© JUNGE FREIHEIT Verlag GmbH & Co.  www.jungefreiheit.de  16/08 11. April 2008

LOCKERUNGSÜBUNGEN
Diskriminierung
Karl Heinzen

Die französische Börsenaufsicht AMF bezichtigt 17 Top-Manager des europäischen Luft- und Raumfahrtkonzerns EADS des verbotenen Insiderhandels. Ihnen wird vorgeworfen, im Juni 2006 ihren Wissensvorsprung über eine verzögerte Lieferung des Großraumflugzeuges A380 dazu mißbraucht zu haben, in ihrem Privatbesitz befindliche Aktien des Konzerns zu verkaufen, bevor nach Veröffentlichung der Meldung ein Kurssturz einsetzte. Die AMF wird nun ein Sanktionsverfahren eröffnen. Darüber hinaus werden voraussichtlich die Strafverfolgungsbehörden in Aktion treten.

Der juristischen Papierlage nach könnten sich die verdächtigten Manager wohl tatsächlich eines Vergehens schuldig gemacht haben. In ökonomischer Betrachtung jedoch ist ihnen kein Vorwurf zu machen: Sie haben schlicht und einfach den Gesetzen des Finanzmarktes konform gehandelt und versucht, ihren Nutzen zu optimieren. Hätten sie anders gehandelt, wären Zweifel an ihrem wirtschaftlichen Sachverstand und damit an ihrer Führungskompetenz angebracht gewesen.

In dieser "Affäre" offenbart sich aufs neue, wie wirklichkeitsfremd und vernunftswidrig die Kriminalisierung des sogenannten "Insiderhandels" ist. Wer an den Finanzmärkten spekuliert, kann auf lange Sicht nur erfolgreich sein, wenn er sich nicht bloß auf das Glück verläßt, sondern unablässig Informationen akquiriert, über die andere nicht verfügen, um diese dann durch entsprechende Käufe oder Verkäufe gewinnbringend umzusetzen. Es ist nicht einzusehen, daß ein Außenstehender, der Einblicke in kursrelevante Vorgänge in einem Unternehmen etwa durch Indiskretionen erhält, aus diesen Erkenntnissen einen Vorteil ziehen darf, während einem Manager der gleichen Firma, der diese Vorgänge in der Regel ja auch nicht selbst initiiert oder gestaltet, sondern allenfalls verantworten muß, die Hände gebunden bleiben.
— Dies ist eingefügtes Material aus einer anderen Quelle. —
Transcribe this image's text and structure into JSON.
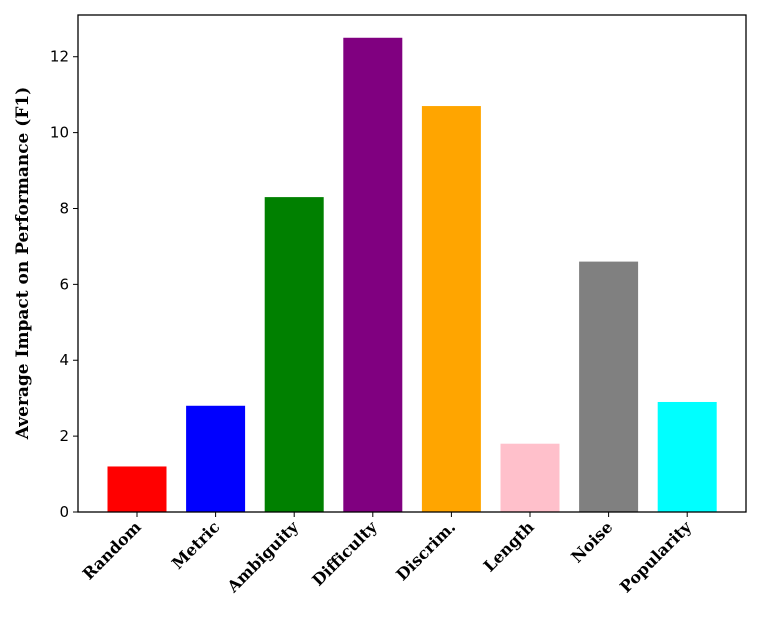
{
  "chart_data": {
    "type": "bar",
    "title": "",
    "xlabel": "",
    "ylabel": "Average Impact on Performance (F1)",
    "categories": [
      "Random",
      "Metric",
      "Ambiguity",
      "Difficulty",
      "Discrim.",
      "Length",
      "Noise",
      "Popularity"
    ],
    "values": [
      1.2,
      2.8,
      8.3,
      12.5,
      10.7,
      1.8,
      6.6,
      2.9
    ],
    "colors": [
      "#ff0000",
      "#0000ff",
      "#008000",
      "#800080",
      "#ffa500",
      "#ffc0cb",
      "#808080",
      "#00ffff"
    ],
    "ylim": [
      0,
      13.1
    ],
    "yticks": [
      0,
      2,
      4,
      6,
      8,
      10,
      12
    ],
    "grid": false,
    "legend": "none"
  }
}
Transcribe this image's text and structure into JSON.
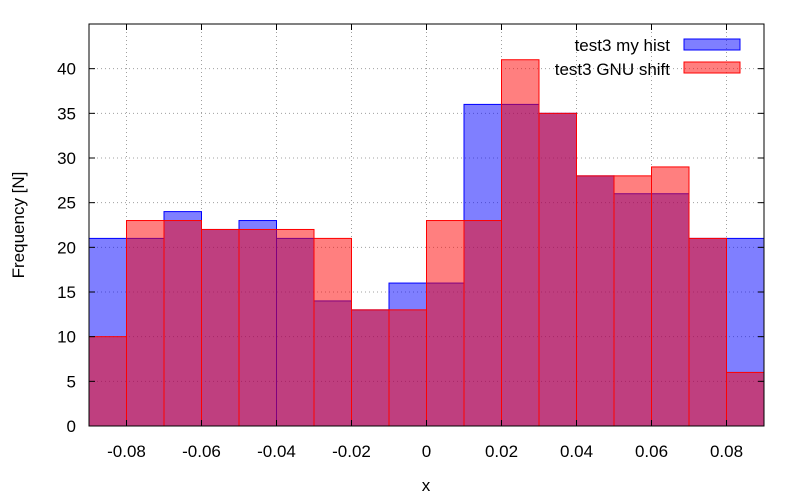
{
  "chart_data": {
    "type": "bar",
    "title": "",
    "xlabel": "x",
    "ylabel": "Frequency [N]",
    "xlim": [
      -0.09,
      0.09
    ],
    "ylim": [
      0,
      45
    ],
    "xticks": [
      -0.08,
      -0.06,
      -0.04,
      -0.02,
      0,
      0.02,
      0.04,
      0.06,
      0.08
    ],
    "xtick_labels": [
      "-0.08",
      "-0.06",
      "-0.04",
      "-0.02",
      "0",
      "0.02",
      "0.04",
      "0.06",
      "0.08"
    ],
    "yticks": [
      0,
      5,
      10,
      15,
      20,
      25,
      30,
      35,
      40
    ],
    "grid": true,
    "legend_position": "top-right",
    "bin_width": 0.01,
    "series": [
      {
        "name": "test3 my hist",
        "color": "#0000ff",
        "x": [
          -0.09,
          -0.08,
          -0.07,
          -0.06,
          -0.05,
          -0.04,
          -0.03,
          -0.02,
          -0.01,
          0.0,
          0.01,
          0.02,
          0.03,
          0.04,
          0.05,
          0.06,
          0.07,
          0.08
        ],
        "values": [
          21,
          21,
          24,
          22,
          23,
          21,
          14,
          13,
          16,
          16,
          36,
          36,
          35,
          28,
          26,
          26,
          21,
          21
        ]
      },
      {
        "name": "test3 GNU shift",
        "color": "#ff0000",
        "x": [
          -0.09,
          -0.08,
          -0.07,
          -0.06,
          -0.05,
          -0.03,
          -0.02,
          -0.01,
          0.0,
          0.01,
          0.02,
          0.03,
          0.04,
          0.05,
          0.06,
          0.07,
          0.08
        ],
        "widths": [
          0.01,
          0.01,
          0.01,
          0.01,
          0.02,
          0.01,
          0.01,
          0.01,
          0.01,
          0.01,
          0.01,
          0.01,
          0.01,
          0.01,
          0.01,
          0.01,
          0.01
        ],
        "values": [
          10,
          23,
          23,
          22,
          22,
          21,
          13,
          13,
          23,
          23,
          41,
          35,
          28,
          28,
          29,
          21,
          6
        ]
      }
    ]
  }
}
Warum soll eine Führungskraft, die einen geschäftlichen Mißerfolg erleidet und daher um ihren Job bangen muß, auch noch dadurch bestraft werden, daß durch den Wertverlust des eigenen Aktienpakets, das er nicht rechtzeitig abstoßen darf, die privaten Rücklagen schwinden?

Das Verbot des Insiderhandels schädigt jene, die den Unternehmen nahestehen und ihre Geschicke lenken, und stärkt einseitig die unverantwortlichen und nicht weiter involvierten Investitionsjongleure, für die Firmen und die in ihnen arbeitenden Menschen nichts als Anlageobjekte sind. Diese Diskriminierung zu beenden, wäre ein geeigneter Schritt, um der Klage gegen "Heuschrecken" Taten folgen zu lassen.